Johnny Giavotella better be the second coming of Frank White.
If not, a lot of the Kansas City sports intelligentsia will be sorely disappointed.
Last night, a sports talker began the 11:30 p.m. segment with something like this: "Tomorrow will be an exciting day for Kansas City sports fans because the Royals have finally called up Johnny Giavotella."
I don't know if it works this way in other towns.
(It does. Watching Astro's broadcast this afternoon, all the talk, and I mean all the talk, about the exploits of their minor league players, despite the fact that half the players on the field this Sunday were minor leaguers a few week ago. Same conversations with the rookie families in the stands as Royal's broadcasts. And a kid from Austin celebrating his birthday who plans to be the Astro's general manager when he grows up and predicts a world series victory for the 'Stros in 2013. This is just so Kansas City...
Greinke, by the way, up 6-0 and perhaps on his way to victory 10...
Astros' announcers admit "this game isn't very interesting" down now 6-1 so they've focused on discussion of a kid they've obtained by trade who the organization has just moved up from the Florida State League with -- the brass say -- "a can't miss bat." I guess when your major league team is going nowhere for years and years, the most interesting thing is the future... Not a very Zen way to live, eh? Certainly familiar to Kansas City fans...)

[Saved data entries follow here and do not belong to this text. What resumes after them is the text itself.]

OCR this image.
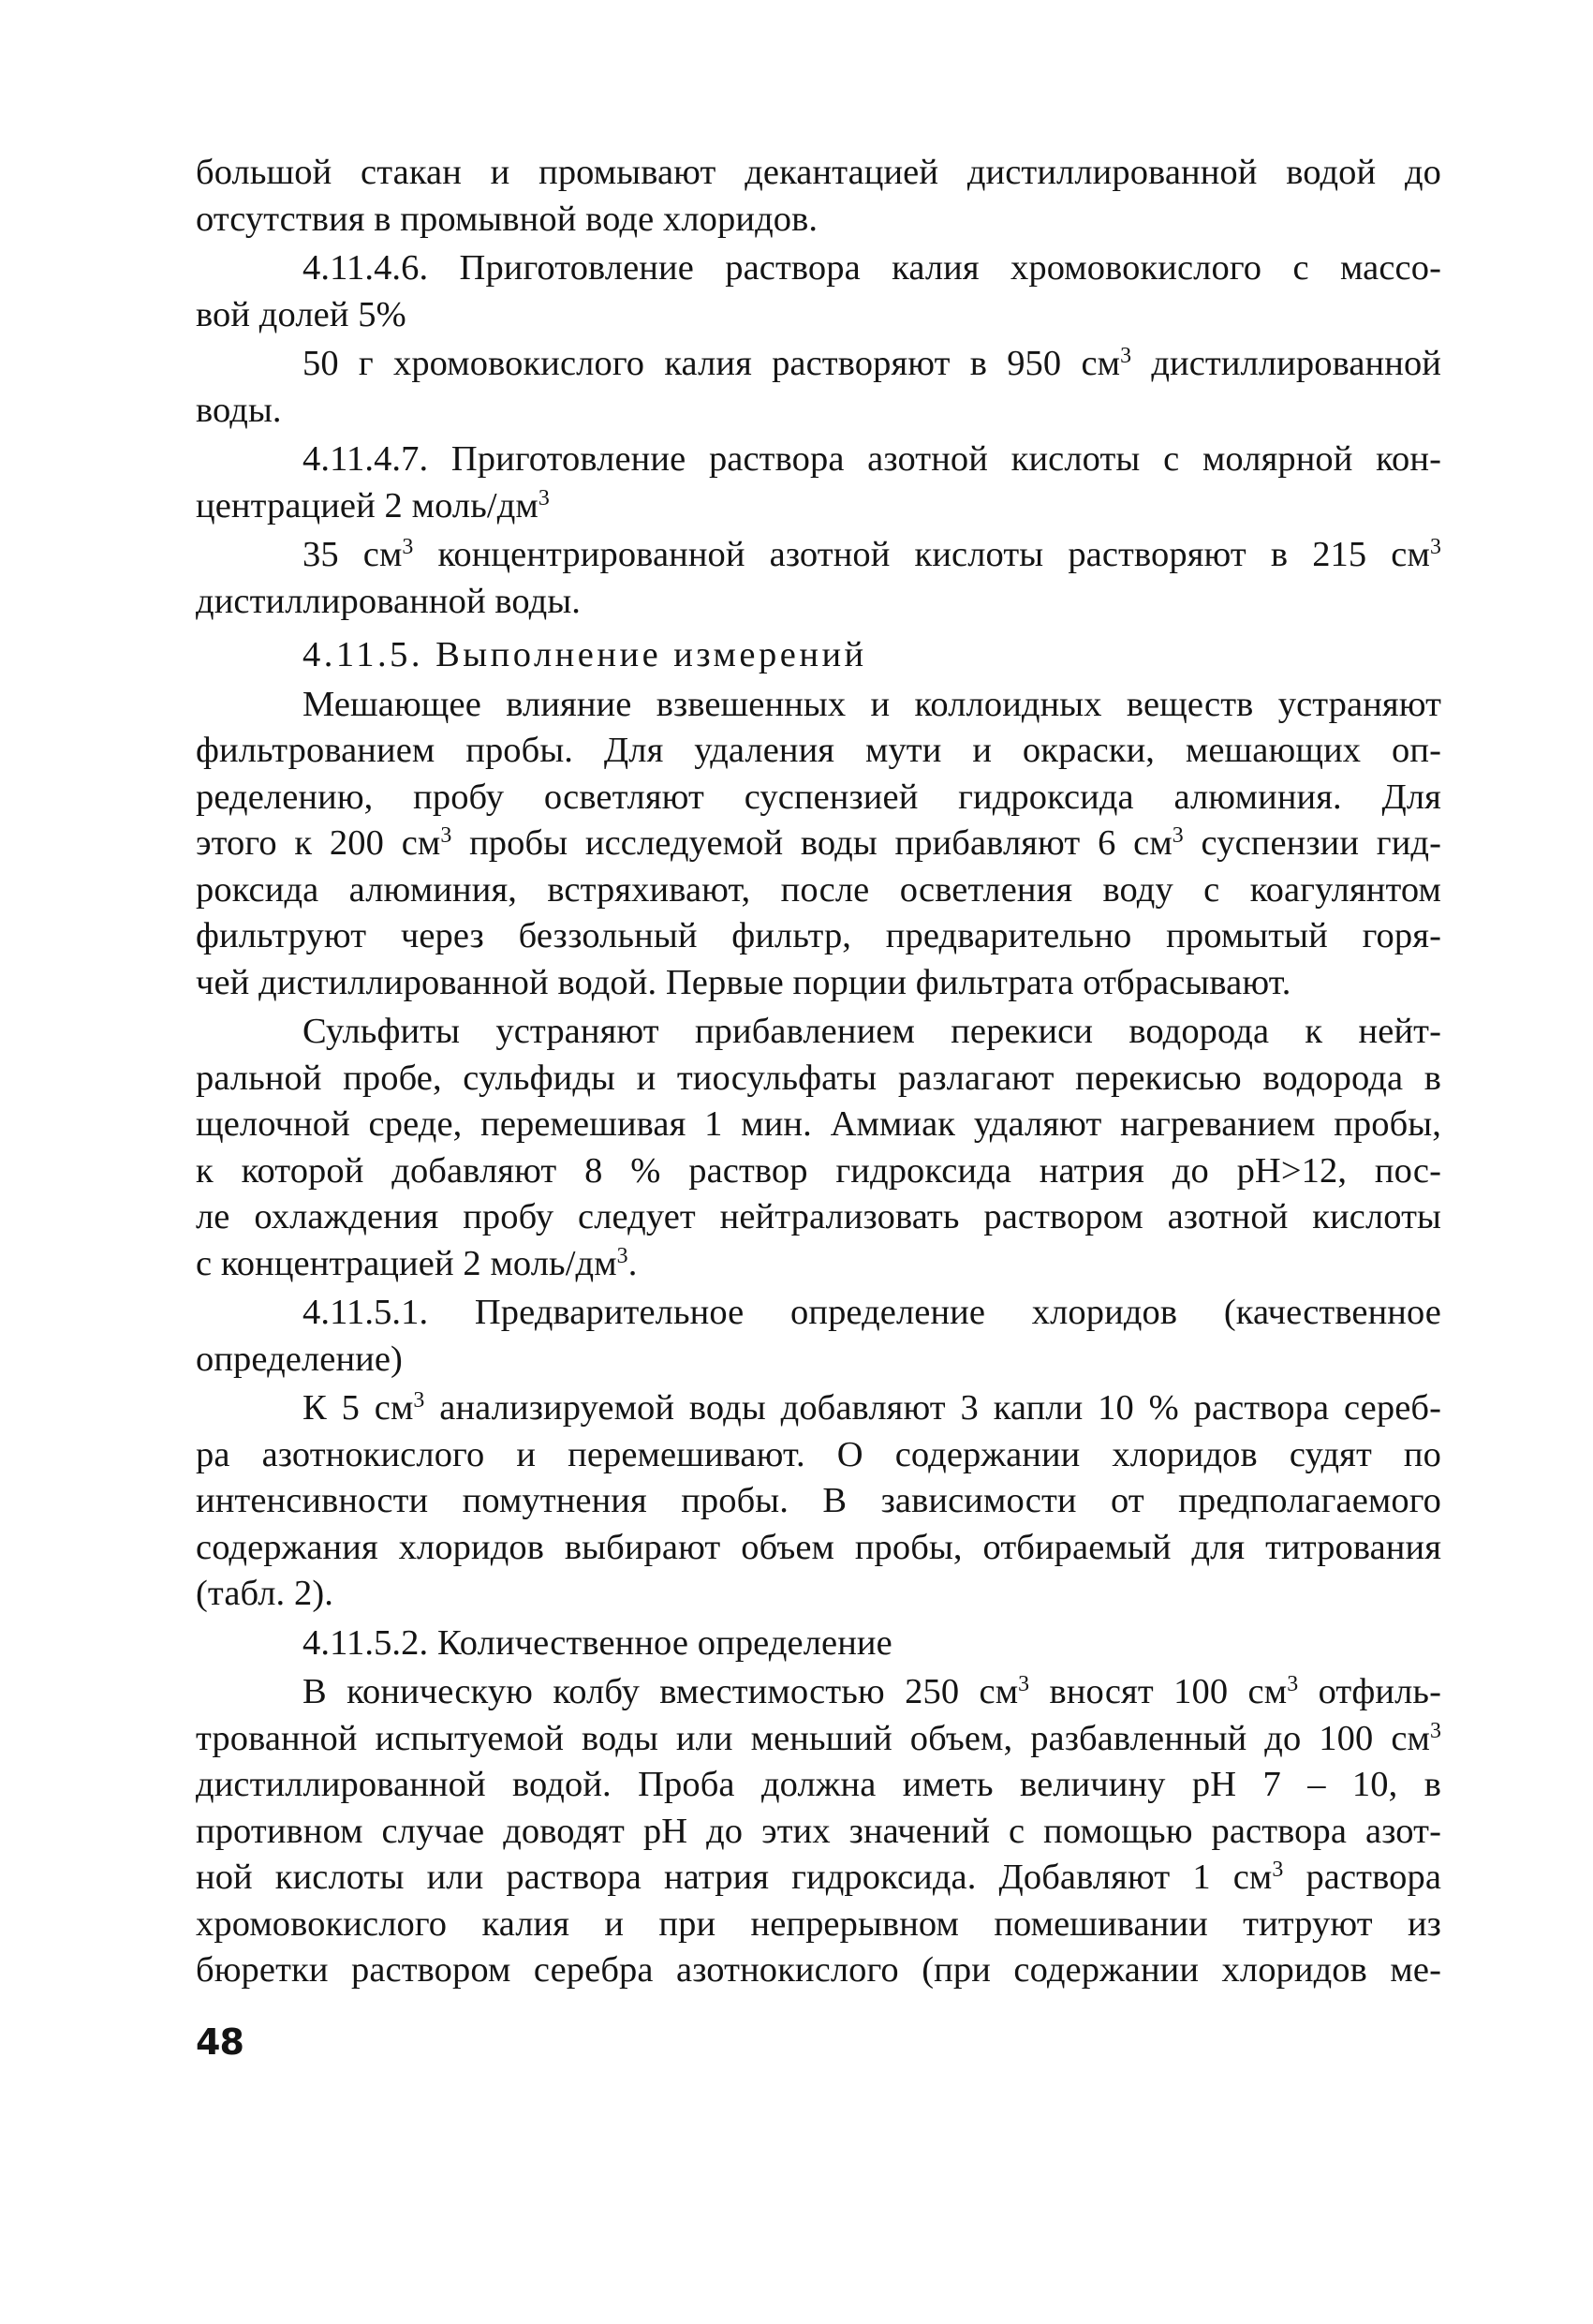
большой стакан и промывают декантацией дистиллированной водой до
отсутствия в промывной воде хлоридов.
4.11.4.6. Приготовление раствора калия хромовокислого с массо-
вой долей 5%
50 г хромовокислого калия растворяют в 950 $см^3$ дистиллированной
воды.
4.11.4.7. Приготовление раствора азотной кислоты с молярной кон-
центрацией 2 моль/$дм^3$
35 $см^3$ концентрированной азотной кислоты растворяют в 215 $см^3$
дистиллированной воды.
4.11.5. Выполнение измерений
Мешающее влияние взвешенных и коллоидных веществ устраняют
фильтрованием пробы. Для удаления мути и окраски, мешающих оп-
ределению, пробу осветляют суспензией гидроксида алюминия. Для
этого к 200 $см^3$ пробы исследуемой воды прибавляют 6 $см^3$ суспензии гид-
роксида алюминия, встряхивают, после осветления воду с коагулянтом
фильтруют через беззольный фильтр, предварительно промытый горя-
чей дистиллированной водой. Первые порции фильтрата отбрасывают.
Сульфиты устраняют прибавлением перекиси водорода к нейт-
ральной пробе, сульфиды и тиосульфаты разлагают перекисью водорода в
щелочной среде, перемешивая 1 мин. Аммиак удаляют нагреванием пробы,
к которой добавляют 8 % раствор гидроксида натрия до pH>12, пос-
ле охлаждения пробу следует нейтрализовать раствором азотной кислоты
с концентрацией 2 моль/$дм^3$.
4.11.5.1. Предварительное определение хлоридов (качественное
определение)
К 5 $см^3$ анализируемой воды добавляют 3 капли 10 % раствора сереб-
ра азотнокислого и перемешивают. О содержании хлоридов судят по
интенсивности помутнения пробы. В зависимости от предполагаемого
содержания хлоридов выбирают объем пробы, отбираемый для титрования
(табл. 2).
4.11.5.2. Количественное определение
В коническую колбу вместимостью 250 $см^3$ вносят 100 $см^3$ отфиль-
трованной испытуемой воды или меньший объем, разбавленный до 100 $см^3$
дистиллированной водой. Проба должна иметь величину pH 7 – 10, в
противном случае доводят pH до этих значений с помощью раствора азот-
ной кислоты или раствора натрия гидроксида. Добавляют 1 $см^3$ раствора
хромовокислого калия и при непрерывном помешивании титруют из
бюретки раствором серебра азотнокислого (при содержании хлоридов ме-
48
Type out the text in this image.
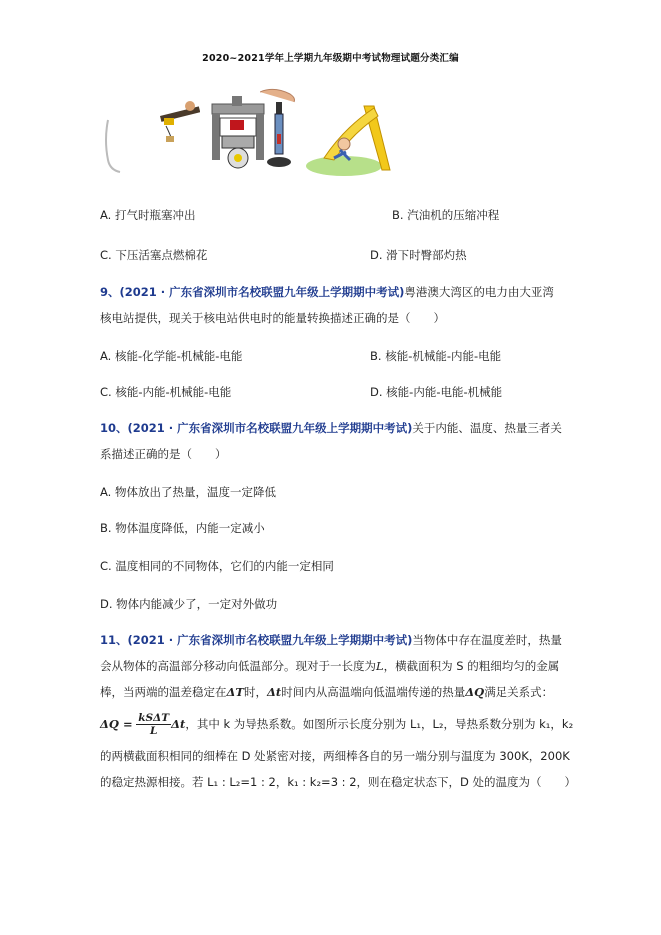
2020~2021学年上学期九年级期中考试物理试题分类汇编
A. 打气时瓶塞冲出	B. 汽油机的压缩冲程
C. 下压活塞点燃棉花	D. 滑下时臀部灼热
9、(2021 · 广东省深圳市名校联盟九年级上学期期中考试)粤港澳大湾区的电力由大亚湾
核电站提供，现关于核电站供电时的能量转换描述正确的是（　　）
A. 核能-化学能-机械能-电能	B. 核能-机械能-内能-电能
C. 核能-内能-机械能-电能	D. 核能-内能-电能-机械能
10、(2021 · 广东省深圳市名校联盟九年级上学期期中考试)关于内能、温度、热量三者关
系描述正确的是（　　）
A. 物体放出了热量，温度一定降低
B. 物体温度降低，内能一定减小
C. 温度相同的不同物体，它们的内能一定相同
D. 物体内能减少了，一定对外做功
11、(2021 · 广东省深圳市名校联盟九年级上学期期中考试)当物体中存在温度差时，热量
会从物体的高温部分移动向低温部分。现对于一长度为L，横截面积为 S 的粗细均匀的金属
棒，当两端的温差稳定在ΔT时，Δt时间内从高温端向低温端传递的热量ΔQ满足关系式：
$\Delta Q = \frac{\text{kSΔT}}{L}$ Δt，其中 k 为导热系数。如图所示长度分别为 L₁，L₂，导热系数分别为 k₁，k₂
的两横截面积相同的细棒在 D 处紧密对接，两细棒各自的另一端分别与温度为 300K，200K
的稳定热源相接。若 L₁ : L₂=1 : 2，k₁ : k₂=3 : 2，则在稳定状态下，D 处的温度为（　　）
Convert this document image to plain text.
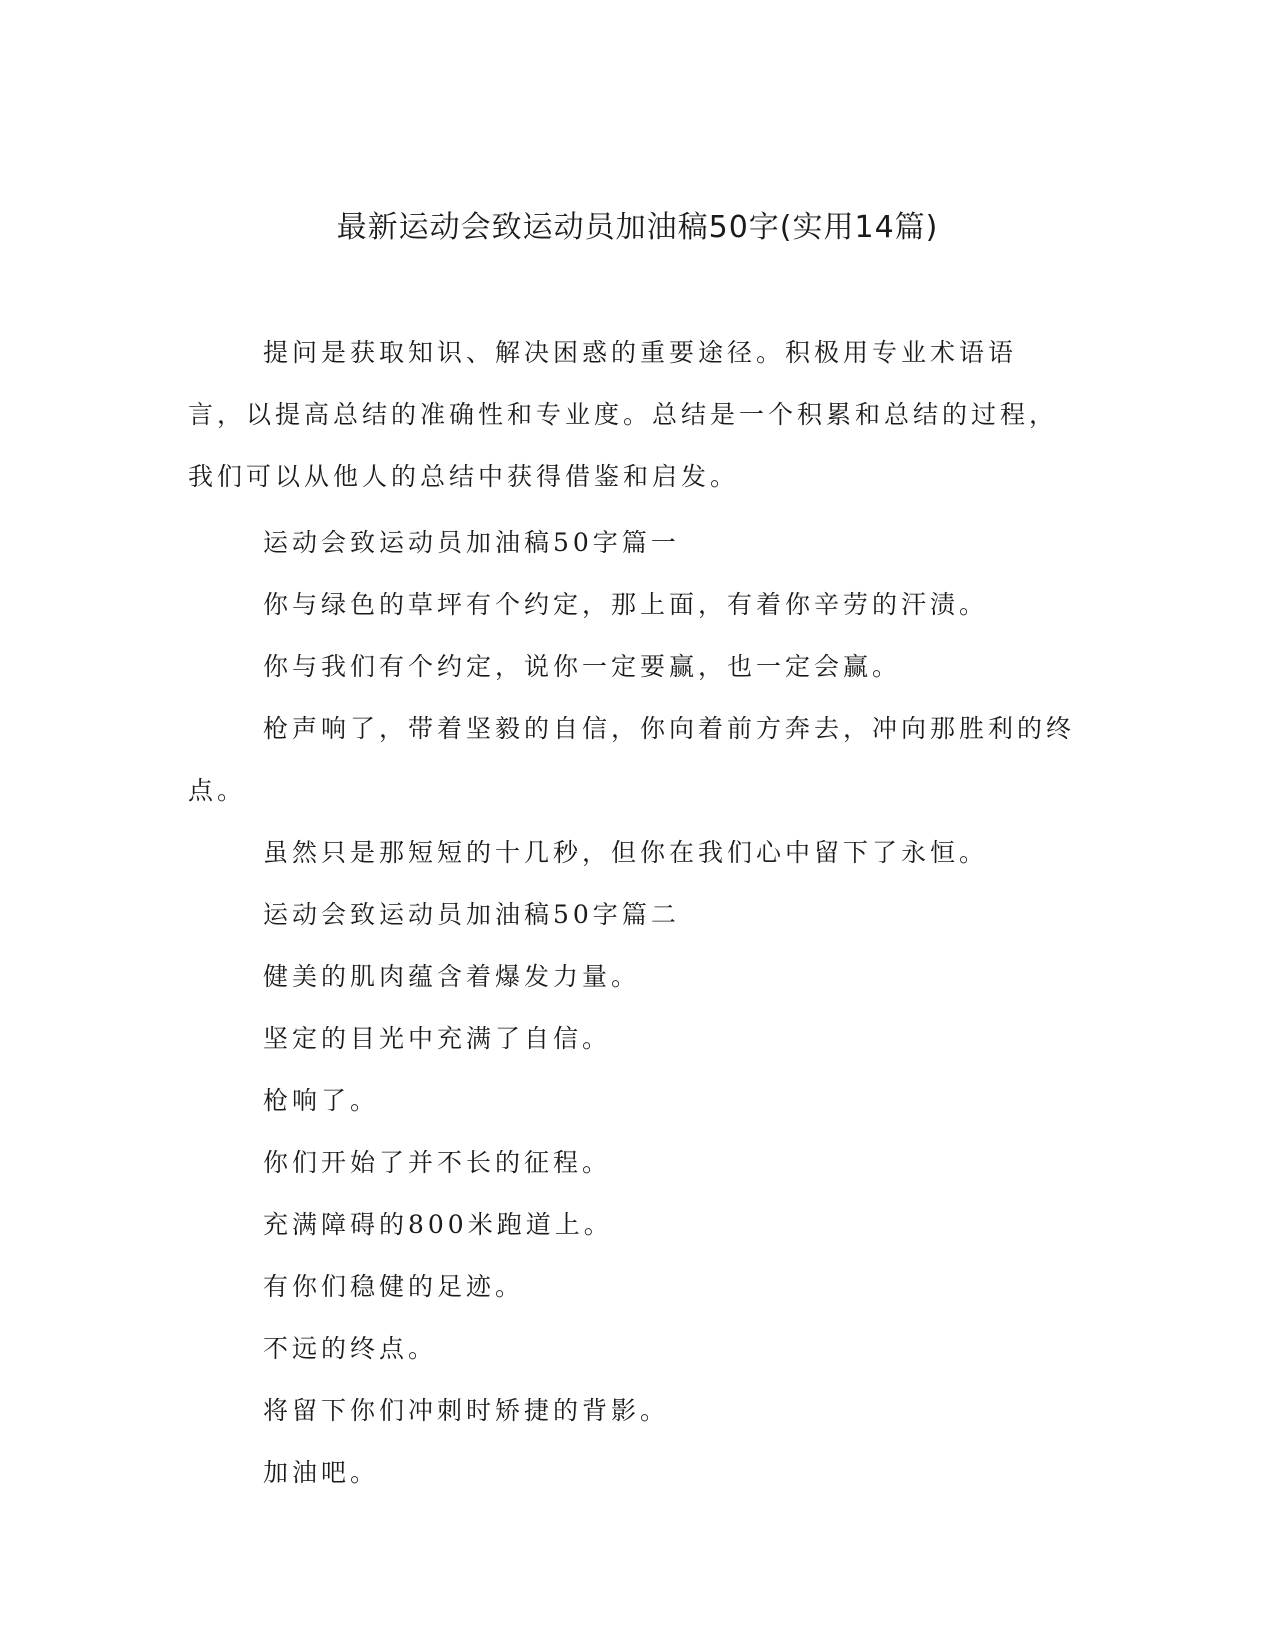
最新运动会致运动员加油稿50字(实用14篇)

提问是获取知识、解决困惑的重要途径。积极用专业术语语言，以提高总结的准确性和专业度。总结是一个积累和总结的过程，我们可以从他人的总结中获得借鉴和启发。

运动会致运动员加油稿50字篇一

你与绿色的草坪有个约定，那上面，有着你辛劳的汗渍。

你与我们有个约定，说你一定要赢，也一定会赢。

枪声响了，带着坚毅的自信，你向着前方奔去，冲向那胜利的终点。

虽然只是那短短的十几秒，但你在我们心中留下了永恒。

运动会致运动员加油稿50字篇二

健美的肌肉蕴含着爆发力量。

坚定的目光中充满了自信。

枪响了。

你们开始了并不长的征程。

充满障碍的800米跑道上。

有你们稳健的足迹。

不远的终点。

将留下你们冲刺时矫捷的背影。

加油吧。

But it sure does in this place. The savior is always just around the corner. The grass is always greener in Omaha. The excitement is never a pennant race -- it's something off in the distance, a promise for the future, the next flavor of the month.
And so, Kansas City fans create their own excitement in the dog days of every losing season, waiting for the new savior from Omaha to arrive.
What do you think Detroit fans were cheering tonight? Their league-leading Tigers, no doubt, racing for the post season.
And now, it's the bottom of the second and Johnny Giavotella is at the plate. The announcers have already nicknamed him Gia. They are, it is clear, already his buddy. The excitement is palpable on screen and in the announcers' voices... save Mr. White, who was once a rookie and has met his share of rookies, and -- given the way he has been treated -- obviously feels he owes little to the Royals' brass in the way of shilling for their latest call up.
Gia looks at a ball. That's good news. Obviously a money ball player willing to take some pitches. Certain fans are thinking how angry they are with Chris Getz for hitting so much above his average this season and fielding so well that Gia has been held back from their eyes.
And on the next pitch? Well, it is with sadness that it must be reported he grounded weakly to the second baseman who flipped to second for one out and the shortstop fired to first for two, ending the inning. One announcer, with real sadness in his voice, announces Gia -- "The good news story of the day" -- has grounded into a double play in his first at bat. But never fear, he says, "there will be many more at bats for this young man."
Far be it for reality to interrupt the good news story of the day.
I have nothing against Johnny Giavotella. He has an excellent name for baseball -- a sort of pre-Jackie Robinson, pre-Roberto Clemente, pre-Ichiro, kind of second baseman name. And, as the last great call up we couldn't wait to see, Mike Moustakas (another pre- everything name) trudges back to the dugout, head down, after striking out -- he has just 10 hits in the last 20 games for a .177 batting average -- I'm wishing Gia well. A second baseman like Frank White doesn't come to a city's faithful every day.
But now that Gia has two major league hits under is belt, and a ninth inning walk, I'm wondering who HE is blocking from "our" view. Indeed, what great player at Northwest Arkansas or Round Rock or Wilmington, is he blocking? Some member of the Kansas City sports intelligentsia is no doubt asking that question in a post somewhere on the Net as we speak.
As long as Kansas City fans look on baseball this way, the brass will never be forced to put a winning team on the field. Not at the major league level anyway. It'll always be blue sky and next year.
--Lofflin -- feelin' sorry for the kid because he didn't make these promises but will have to live up to them. The sports talkers and the club brass created this hype for their own improvised purposes.